The position of Sunday school superintendent is important because the person in this role sets the tone and direction for the church’s program. The Sunday school superintendent also provides the vision, the leadership and the organization so that the program functions in the most effective manner possible. There are many ways the Sunday school superintendent can implement innovative approaches and facilitate the program so that it grows and improves its services to the church and the community.
For a newly elected Sunday school superintendent, getting to know the various classes in the Sunday school program, from the preschool class to the senior adult class, is important. A good way to do this is to plan a rotation of attending each class for at least one Sunday. This will enable you to meet the students, get to know the teachers and become familiar with curriculum that is used in the Sunday school program.
One of the duties of the Sunday school superintendent at most churches is to record and increase attendance in the program. A great way to do this, especially for children, is to provide a goal with rewards. If your Sunday school meets in the sanctuary before dismissing to classes, consider creating some type of graphic to show the goal. Mark each Sunday how many people attended. Promise a reward, such as a pizza party, if attendance hits a certain goal. Record individual attendance as well, and reward those who attend every Sunday with monthly or quarterly recognition, given in the sanctuary before all Sunday school attendees.
One way to get people in your Sunday school excited about the program, which will build attendance, is to get them involved in a project they care about. Talk to Sunday school staff, the pastor and other leaders in your church. Is there a mission project on which your Sunday school could focus? Is there a community need your Sunday school could meet? The project should be one that the very youngest of your students can understand and the most mature will care about. One idea is to choose a child in need to sponsor. Younger classes can do a penny drive to buy items for the child. Your senior ladies class might enjoy making a quilt or winter clothing to give to the child.

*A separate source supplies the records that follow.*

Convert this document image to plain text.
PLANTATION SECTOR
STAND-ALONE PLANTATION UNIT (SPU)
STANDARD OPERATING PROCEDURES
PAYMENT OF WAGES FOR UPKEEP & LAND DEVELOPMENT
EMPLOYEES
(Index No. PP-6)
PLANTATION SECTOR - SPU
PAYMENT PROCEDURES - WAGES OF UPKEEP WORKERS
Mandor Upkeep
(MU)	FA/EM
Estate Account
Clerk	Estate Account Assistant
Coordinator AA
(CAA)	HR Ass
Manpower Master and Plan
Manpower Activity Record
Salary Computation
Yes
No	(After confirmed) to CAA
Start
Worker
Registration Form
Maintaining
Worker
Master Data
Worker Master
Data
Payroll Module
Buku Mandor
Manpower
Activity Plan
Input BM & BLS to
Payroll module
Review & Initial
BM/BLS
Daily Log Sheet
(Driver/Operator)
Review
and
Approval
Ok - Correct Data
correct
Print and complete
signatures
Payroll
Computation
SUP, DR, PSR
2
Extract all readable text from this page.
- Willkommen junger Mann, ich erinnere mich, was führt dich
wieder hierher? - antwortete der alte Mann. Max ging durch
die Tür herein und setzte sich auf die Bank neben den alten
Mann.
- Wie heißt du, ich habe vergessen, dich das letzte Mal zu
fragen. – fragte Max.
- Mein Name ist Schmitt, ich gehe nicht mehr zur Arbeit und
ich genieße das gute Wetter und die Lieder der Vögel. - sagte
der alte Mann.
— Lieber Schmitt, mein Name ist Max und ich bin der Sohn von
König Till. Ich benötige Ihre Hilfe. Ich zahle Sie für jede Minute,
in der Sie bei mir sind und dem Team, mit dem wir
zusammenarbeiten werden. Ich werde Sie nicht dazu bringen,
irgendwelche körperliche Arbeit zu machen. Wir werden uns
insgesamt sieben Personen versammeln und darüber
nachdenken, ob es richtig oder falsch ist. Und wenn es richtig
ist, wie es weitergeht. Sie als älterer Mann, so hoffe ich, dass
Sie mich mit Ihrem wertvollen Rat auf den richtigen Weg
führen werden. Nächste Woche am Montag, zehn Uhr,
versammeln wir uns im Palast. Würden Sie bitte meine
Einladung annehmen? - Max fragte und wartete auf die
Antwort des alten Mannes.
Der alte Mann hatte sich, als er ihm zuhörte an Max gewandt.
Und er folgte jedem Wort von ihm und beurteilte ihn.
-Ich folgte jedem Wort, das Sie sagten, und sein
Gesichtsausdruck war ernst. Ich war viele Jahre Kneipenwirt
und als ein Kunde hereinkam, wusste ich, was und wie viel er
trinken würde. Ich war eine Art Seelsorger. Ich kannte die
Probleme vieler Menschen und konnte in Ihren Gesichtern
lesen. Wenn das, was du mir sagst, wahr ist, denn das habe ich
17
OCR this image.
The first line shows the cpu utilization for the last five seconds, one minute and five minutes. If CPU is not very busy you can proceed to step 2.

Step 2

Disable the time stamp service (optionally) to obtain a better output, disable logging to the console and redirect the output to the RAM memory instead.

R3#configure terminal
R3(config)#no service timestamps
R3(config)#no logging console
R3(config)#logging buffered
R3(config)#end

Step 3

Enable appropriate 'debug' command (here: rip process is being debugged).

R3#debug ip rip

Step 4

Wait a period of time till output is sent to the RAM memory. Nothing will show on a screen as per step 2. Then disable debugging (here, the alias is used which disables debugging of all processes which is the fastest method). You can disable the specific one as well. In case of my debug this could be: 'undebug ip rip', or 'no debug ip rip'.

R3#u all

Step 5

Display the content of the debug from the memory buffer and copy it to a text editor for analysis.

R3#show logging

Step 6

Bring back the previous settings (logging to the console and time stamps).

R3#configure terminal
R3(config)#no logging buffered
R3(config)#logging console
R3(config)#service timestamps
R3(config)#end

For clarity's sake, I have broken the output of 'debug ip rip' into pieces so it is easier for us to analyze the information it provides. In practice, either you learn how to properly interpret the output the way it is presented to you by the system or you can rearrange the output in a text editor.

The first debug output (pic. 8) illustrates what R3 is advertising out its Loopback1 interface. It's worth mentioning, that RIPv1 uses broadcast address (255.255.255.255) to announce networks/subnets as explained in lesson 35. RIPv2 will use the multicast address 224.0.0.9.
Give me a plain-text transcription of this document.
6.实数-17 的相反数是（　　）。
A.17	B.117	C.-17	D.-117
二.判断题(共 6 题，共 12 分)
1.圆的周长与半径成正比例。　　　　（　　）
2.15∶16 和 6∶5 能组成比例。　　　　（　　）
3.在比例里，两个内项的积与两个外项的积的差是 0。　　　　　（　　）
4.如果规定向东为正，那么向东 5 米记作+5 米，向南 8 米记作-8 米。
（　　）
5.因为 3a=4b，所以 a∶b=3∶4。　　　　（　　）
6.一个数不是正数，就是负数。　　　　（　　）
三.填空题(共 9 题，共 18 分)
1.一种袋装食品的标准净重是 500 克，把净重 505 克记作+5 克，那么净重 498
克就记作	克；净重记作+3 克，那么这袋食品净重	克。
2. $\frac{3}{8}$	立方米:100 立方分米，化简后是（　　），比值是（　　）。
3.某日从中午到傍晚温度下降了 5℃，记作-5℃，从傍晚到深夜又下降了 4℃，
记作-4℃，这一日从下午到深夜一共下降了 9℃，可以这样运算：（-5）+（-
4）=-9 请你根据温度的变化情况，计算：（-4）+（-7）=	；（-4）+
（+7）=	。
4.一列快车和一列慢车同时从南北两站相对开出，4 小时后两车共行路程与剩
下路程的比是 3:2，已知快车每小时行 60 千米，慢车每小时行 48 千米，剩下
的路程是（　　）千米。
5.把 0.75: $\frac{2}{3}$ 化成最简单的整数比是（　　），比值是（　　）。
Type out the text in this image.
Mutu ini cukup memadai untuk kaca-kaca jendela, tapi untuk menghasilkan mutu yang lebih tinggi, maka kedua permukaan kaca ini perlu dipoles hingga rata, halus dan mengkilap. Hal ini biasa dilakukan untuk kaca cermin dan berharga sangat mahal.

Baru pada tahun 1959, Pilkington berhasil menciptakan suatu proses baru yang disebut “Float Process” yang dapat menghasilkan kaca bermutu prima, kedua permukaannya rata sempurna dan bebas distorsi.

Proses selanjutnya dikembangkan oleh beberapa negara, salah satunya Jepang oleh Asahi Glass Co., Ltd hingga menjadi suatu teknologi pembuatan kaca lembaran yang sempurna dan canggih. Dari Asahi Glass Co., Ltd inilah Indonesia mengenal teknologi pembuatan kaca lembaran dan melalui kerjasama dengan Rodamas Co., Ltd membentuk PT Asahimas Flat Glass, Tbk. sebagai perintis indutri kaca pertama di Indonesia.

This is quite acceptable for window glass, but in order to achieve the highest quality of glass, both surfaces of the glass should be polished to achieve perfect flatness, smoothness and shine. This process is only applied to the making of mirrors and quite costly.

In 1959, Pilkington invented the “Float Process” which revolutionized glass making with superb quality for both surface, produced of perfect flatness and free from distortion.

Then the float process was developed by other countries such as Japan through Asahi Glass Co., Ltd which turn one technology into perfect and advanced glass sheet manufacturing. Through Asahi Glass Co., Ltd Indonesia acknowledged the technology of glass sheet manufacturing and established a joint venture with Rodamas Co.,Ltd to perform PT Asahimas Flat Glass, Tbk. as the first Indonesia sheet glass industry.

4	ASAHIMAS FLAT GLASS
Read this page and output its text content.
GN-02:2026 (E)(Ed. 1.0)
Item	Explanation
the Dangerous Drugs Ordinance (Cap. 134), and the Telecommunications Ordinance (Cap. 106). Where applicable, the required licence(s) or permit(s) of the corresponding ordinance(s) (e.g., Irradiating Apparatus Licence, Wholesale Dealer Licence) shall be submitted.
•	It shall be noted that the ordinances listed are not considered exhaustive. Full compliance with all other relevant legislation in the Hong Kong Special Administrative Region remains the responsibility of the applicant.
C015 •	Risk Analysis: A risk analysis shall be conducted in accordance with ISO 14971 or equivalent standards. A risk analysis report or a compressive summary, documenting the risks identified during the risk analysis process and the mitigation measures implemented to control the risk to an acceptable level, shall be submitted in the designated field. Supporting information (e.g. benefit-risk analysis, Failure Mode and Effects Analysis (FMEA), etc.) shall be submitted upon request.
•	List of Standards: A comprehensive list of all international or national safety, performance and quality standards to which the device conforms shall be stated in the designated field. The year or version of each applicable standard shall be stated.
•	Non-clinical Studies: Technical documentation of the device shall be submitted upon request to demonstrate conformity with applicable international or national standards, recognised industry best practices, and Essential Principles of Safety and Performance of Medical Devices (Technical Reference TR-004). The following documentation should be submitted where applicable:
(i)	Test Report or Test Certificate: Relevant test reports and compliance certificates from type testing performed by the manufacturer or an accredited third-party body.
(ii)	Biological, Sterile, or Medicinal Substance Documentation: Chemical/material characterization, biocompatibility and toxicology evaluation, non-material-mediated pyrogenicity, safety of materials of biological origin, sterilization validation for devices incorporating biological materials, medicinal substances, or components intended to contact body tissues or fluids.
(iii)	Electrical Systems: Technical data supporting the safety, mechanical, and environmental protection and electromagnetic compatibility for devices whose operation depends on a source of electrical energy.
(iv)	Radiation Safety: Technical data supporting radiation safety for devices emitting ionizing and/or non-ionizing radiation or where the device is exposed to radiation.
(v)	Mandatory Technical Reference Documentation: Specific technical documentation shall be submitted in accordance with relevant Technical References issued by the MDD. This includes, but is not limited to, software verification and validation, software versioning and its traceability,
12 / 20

Planning activities that are outside of regular Sunday morning classes will also help the program grow and get those who attend excited about being a part of it. Some activities may be for only certain classes, such as a skating party or pool party for pre-teen and teenage classes, or a trip to a nearby theater for adult and senior classes Other activities, such as a picnic or potluck, could include those of all ages who are in your program. Outside of social events, other activities might tie into the projects that your Sunday school program undertakes. For example, students might take on picking up litter at a local park as a project. Once the work is done, a cookout for all who worked could be an activity to build relationships within the program.